Originally having the capacity to hold 12 billion cubic metres of natural gas per year, the pipeline was expanded to 17 billion cubic metres in 2007. Ten new gas compressor stations were built to support the extra gas. The total cost of the project was estimated to be $5.7bn.

Phases II and III of the pipeline both stem from the main pipeline, spreading from Xianjing in a number of different directions. The capacity of the second phase pipeline is 30 billion cubic metres of gas per year and cost the company $20bn, while phase III can hold another 30 billion cubic metres annually.

GASUN: 4,989km

Still under construction, the National Unification Gas Pipeline (GASUN) will connect the Gasbol pipeline in Bolivia with the northern Amazon and northeast Brazilian states.

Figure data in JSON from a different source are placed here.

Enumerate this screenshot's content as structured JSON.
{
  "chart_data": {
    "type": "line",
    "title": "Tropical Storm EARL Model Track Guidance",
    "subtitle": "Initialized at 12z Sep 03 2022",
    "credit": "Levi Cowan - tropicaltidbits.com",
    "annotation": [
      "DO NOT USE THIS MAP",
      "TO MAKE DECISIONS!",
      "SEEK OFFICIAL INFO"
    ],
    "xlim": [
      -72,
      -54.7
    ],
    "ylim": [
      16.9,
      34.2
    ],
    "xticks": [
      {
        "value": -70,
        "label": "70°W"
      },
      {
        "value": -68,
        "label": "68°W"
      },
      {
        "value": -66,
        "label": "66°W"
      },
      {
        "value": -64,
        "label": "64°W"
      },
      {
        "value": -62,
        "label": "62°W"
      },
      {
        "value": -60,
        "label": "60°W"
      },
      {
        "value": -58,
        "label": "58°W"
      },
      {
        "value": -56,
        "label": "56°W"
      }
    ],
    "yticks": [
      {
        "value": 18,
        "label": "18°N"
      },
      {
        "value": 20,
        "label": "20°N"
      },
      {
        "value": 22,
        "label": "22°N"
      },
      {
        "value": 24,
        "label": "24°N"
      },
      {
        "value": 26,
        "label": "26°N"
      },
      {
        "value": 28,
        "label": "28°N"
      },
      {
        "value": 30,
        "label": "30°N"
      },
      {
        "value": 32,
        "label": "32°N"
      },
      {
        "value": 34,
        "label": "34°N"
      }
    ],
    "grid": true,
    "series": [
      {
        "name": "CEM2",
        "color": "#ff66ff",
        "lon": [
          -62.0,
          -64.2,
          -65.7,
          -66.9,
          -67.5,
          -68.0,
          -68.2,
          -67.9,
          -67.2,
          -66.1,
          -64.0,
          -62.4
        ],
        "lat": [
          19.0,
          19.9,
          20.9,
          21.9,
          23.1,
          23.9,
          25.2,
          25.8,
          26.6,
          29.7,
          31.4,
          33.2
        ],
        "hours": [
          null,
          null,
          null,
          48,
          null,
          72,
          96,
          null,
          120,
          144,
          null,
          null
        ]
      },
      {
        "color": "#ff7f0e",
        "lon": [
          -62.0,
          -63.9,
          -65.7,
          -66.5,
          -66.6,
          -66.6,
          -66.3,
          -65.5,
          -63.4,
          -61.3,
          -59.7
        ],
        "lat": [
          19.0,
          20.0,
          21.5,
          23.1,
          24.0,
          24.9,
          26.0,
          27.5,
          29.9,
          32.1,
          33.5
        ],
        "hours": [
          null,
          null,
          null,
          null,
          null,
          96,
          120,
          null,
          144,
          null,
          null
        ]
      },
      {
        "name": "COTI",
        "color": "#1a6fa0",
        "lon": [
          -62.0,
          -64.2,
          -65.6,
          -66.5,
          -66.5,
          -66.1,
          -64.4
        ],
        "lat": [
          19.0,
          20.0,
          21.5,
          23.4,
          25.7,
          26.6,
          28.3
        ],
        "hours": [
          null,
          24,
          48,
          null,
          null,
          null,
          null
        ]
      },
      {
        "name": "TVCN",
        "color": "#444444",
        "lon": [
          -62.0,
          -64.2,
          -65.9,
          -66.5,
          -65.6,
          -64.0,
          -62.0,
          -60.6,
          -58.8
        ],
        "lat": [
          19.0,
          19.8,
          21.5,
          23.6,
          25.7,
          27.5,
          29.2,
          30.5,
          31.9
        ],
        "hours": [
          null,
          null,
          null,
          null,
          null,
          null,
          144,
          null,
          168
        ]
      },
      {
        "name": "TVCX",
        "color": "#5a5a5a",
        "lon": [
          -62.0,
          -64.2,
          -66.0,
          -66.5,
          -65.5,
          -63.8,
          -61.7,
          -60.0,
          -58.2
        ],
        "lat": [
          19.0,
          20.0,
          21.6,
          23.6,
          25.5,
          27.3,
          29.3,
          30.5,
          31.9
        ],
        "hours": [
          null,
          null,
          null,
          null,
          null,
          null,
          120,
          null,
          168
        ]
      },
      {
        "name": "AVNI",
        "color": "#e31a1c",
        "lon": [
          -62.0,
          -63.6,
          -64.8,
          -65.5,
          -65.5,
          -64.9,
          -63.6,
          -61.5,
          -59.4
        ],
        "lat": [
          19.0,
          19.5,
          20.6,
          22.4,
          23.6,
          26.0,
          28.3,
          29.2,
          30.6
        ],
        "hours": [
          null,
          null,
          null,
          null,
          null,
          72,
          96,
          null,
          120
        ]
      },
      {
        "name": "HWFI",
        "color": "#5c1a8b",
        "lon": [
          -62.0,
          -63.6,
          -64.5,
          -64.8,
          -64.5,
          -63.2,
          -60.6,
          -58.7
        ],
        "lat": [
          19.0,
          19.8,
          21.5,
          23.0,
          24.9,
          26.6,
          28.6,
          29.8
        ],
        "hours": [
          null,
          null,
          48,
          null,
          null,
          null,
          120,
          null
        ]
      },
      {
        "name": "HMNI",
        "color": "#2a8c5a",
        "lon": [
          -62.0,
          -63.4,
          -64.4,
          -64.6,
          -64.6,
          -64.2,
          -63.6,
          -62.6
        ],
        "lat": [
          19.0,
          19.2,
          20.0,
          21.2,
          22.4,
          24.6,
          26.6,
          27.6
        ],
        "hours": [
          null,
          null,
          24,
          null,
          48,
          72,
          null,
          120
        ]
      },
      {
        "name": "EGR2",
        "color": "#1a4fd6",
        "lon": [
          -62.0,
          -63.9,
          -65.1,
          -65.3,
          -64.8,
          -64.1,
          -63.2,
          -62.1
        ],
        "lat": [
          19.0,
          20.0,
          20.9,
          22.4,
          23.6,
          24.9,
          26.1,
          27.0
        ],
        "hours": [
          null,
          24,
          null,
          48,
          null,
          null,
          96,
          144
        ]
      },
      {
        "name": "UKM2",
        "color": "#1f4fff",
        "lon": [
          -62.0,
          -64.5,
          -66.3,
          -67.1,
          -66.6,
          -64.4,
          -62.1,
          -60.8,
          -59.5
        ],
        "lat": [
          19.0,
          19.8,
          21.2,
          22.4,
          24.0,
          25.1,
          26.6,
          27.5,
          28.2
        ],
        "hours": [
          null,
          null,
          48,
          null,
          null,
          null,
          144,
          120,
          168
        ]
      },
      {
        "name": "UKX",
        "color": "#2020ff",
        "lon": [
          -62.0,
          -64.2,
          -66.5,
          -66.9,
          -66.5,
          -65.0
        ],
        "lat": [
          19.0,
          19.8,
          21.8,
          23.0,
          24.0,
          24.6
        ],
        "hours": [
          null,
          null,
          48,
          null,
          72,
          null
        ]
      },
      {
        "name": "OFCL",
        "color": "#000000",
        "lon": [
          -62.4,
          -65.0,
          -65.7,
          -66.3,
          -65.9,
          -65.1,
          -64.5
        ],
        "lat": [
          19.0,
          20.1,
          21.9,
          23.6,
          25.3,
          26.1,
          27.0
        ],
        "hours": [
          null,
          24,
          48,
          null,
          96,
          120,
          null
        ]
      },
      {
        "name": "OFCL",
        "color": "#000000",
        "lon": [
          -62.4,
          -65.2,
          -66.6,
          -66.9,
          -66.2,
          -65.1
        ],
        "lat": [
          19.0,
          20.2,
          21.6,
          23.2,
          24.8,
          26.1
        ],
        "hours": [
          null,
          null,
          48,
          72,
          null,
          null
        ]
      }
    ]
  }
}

With a total length of almost 5,000km, the first stage of the pipeline stretches 2,260km from Mato Grosso do Sul in central Brazil to the state of Maranhão, passing through the capital Brasilia. Construction began in 2006 and was scheduled to be completed in 2007.

The Gasbol pipeline connects Bolivia’s reserves in the Rio Grande region to Porto Alegre on Brazil’s southeast coast, stretching 3,150km across two pipelines, with a maximum capacity of 11 billion cubic metres of natural gas. The entire project is expected to be completed in 2026 at a cost of $2.48bn.

Yamal-Europe Pipeline: 4,196km

The Yamal-Europe pipeline connects the natural gas reserves of Western Siberia in Russia to Austria, stretching 4,196km across Russia, Belarus, Ukraine, and Slovakia. Yamal II redirects from Belarus through Poland to Austria.

With a diameter of 142cm, Yamal-Europe is considered the world’s widest pipeline, able to carry 33 billion cubic metres of natural gas through 14 compressor stations. The majority of the pipeline, which runs through Russia, is owned by national energy giant Gazprom.

Trans-Saharan Pipeline: 4,127km

Still in the development stages, the Trans-Saharan pipeline is planned to stretch 4,127km from the gas-rich lands offshore and onshore Nigeria to the Hassi R’Mel gas fields in Northern Algeria. From there, it splits into the three separate pipelines destined for the European market.

If completed, the pipeline will transport 30 billion cubic metres of gas across the Sahara desert. It is estimated to cost around $13bn in total for pipeline construction and gas gathering stations.